La Gazette

des Comores

Commémoration religieuse pour l'ancien raïs Mohamed Taki : Une Fondation Mohamed Taki voit le jour

Commémoration religieuse pour l'ancien raïs Mohamed Taki : Une Fondation Mohamed Taki voit le jour © : HZK-LGDC

Vingt-six ans après le décès de Mohamed Taki Abdoulkarim, ancien président comorien, une fondation portant son nom voit le jour pour honorer son héritage. La création de cette fondation a été annoncée lors d’une cérémonie de commémoration organisée à M'béni, sa ville natale, en hommage à sa contribution au pays. Sous la présidence d’Ounais Saïd Hamidou, la fondation vise à transmettre aux générations futures les valeurs et les enseignements de cet homme d'État.
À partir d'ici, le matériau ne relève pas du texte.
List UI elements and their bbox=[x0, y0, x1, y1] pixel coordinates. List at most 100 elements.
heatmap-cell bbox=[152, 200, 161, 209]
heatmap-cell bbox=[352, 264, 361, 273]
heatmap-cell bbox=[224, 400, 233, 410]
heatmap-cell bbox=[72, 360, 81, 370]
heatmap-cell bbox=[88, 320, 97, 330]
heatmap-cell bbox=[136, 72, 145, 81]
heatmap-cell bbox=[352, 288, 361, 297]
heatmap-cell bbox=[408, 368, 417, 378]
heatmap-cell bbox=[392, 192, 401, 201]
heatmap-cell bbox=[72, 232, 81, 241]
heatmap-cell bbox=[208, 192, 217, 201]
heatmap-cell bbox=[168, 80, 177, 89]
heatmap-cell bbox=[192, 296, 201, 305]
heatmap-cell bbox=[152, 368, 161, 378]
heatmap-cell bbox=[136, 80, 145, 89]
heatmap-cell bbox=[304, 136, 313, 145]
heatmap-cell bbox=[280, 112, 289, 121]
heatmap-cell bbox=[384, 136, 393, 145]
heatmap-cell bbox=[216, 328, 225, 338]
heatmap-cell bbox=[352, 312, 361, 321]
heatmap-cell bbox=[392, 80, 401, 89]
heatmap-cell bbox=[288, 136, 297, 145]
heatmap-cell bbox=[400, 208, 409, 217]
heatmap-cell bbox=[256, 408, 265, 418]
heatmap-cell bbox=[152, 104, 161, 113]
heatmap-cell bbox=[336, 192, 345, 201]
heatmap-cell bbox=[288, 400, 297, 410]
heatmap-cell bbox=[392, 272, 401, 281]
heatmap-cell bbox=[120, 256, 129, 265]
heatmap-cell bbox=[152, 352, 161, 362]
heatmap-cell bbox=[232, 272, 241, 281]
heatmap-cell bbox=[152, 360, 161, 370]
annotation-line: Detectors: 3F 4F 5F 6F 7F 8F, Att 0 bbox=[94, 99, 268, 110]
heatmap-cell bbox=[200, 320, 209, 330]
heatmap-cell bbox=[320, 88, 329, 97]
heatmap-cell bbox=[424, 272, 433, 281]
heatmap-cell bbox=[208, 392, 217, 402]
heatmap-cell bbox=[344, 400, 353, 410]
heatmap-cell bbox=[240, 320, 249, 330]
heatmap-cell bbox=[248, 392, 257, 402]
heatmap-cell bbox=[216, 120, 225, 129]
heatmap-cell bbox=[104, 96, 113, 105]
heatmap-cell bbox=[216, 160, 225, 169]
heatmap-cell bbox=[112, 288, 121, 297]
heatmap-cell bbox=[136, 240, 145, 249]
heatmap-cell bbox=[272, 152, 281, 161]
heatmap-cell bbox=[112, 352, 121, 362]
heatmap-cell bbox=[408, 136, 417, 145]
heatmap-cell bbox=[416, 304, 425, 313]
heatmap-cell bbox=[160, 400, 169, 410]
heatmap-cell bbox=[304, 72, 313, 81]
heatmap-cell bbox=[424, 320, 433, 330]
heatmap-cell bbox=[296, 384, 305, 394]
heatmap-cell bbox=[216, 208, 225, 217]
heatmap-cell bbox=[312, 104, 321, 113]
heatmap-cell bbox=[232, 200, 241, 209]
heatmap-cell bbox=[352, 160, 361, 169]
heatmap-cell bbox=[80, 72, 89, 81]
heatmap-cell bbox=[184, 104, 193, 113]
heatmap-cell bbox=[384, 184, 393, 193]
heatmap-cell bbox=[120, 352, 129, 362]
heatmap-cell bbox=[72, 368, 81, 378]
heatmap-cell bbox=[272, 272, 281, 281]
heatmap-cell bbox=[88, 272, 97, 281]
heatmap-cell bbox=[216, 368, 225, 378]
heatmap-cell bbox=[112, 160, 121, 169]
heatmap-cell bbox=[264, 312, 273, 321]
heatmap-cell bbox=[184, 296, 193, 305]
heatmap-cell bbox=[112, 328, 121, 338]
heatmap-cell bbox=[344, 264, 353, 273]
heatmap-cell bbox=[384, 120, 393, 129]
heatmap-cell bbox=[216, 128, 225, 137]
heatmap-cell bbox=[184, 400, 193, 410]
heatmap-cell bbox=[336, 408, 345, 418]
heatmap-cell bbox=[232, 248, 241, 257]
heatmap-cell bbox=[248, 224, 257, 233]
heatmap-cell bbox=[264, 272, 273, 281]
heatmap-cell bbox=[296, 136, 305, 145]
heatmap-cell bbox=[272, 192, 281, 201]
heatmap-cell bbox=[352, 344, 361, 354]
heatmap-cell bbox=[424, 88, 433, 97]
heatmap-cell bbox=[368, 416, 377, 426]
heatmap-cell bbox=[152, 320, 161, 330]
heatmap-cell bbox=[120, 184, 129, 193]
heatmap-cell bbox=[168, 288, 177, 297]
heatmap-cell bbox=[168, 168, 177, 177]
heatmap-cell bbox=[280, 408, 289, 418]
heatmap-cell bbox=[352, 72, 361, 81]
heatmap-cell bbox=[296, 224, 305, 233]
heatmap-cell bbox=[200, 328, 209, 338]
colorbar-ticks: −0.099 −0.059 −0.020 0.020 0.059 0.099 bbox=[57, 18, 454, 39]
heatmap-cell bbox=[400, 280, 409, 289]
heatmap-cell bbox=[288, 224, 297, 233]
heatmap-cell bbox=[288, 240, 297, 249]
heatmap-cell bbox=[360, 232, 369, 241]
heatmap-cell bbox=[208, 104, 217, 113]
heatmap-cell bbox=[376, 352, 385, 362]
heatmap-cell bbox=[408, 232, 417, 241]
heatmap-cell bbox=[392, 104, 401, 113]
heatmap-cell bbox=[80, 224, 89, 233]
La commémoration, initialement prévue le 6 novembre, date de son décès en 1998, a finalement eu lieu le samedi 9 novembre en présence des trois enfants de Mohamed Taki. Le Cadi Fundi Ismaël, figure notable de M'béni, a exprimé sa gratitude envers les participants tout en partageant des souvenirs de Taki. Il a notamment souligné son érudition et sa capacité à anticiper les crises politiques. Évoquant la période où Taki s’était éloigné de son allié Ahmed Abdallah, Fundi Ismaël a rappelé que Taki avait choisi l’exil en France, refusant de critiquer publiquement Ahmed Abdallah, malgré les tensions politiques. « Ce qu’il redoutait est finalement arrivé, Ahmed Abdallah a été assassiné par des mercenaires sous la conduite de Bob Denard », a-t-il relaté.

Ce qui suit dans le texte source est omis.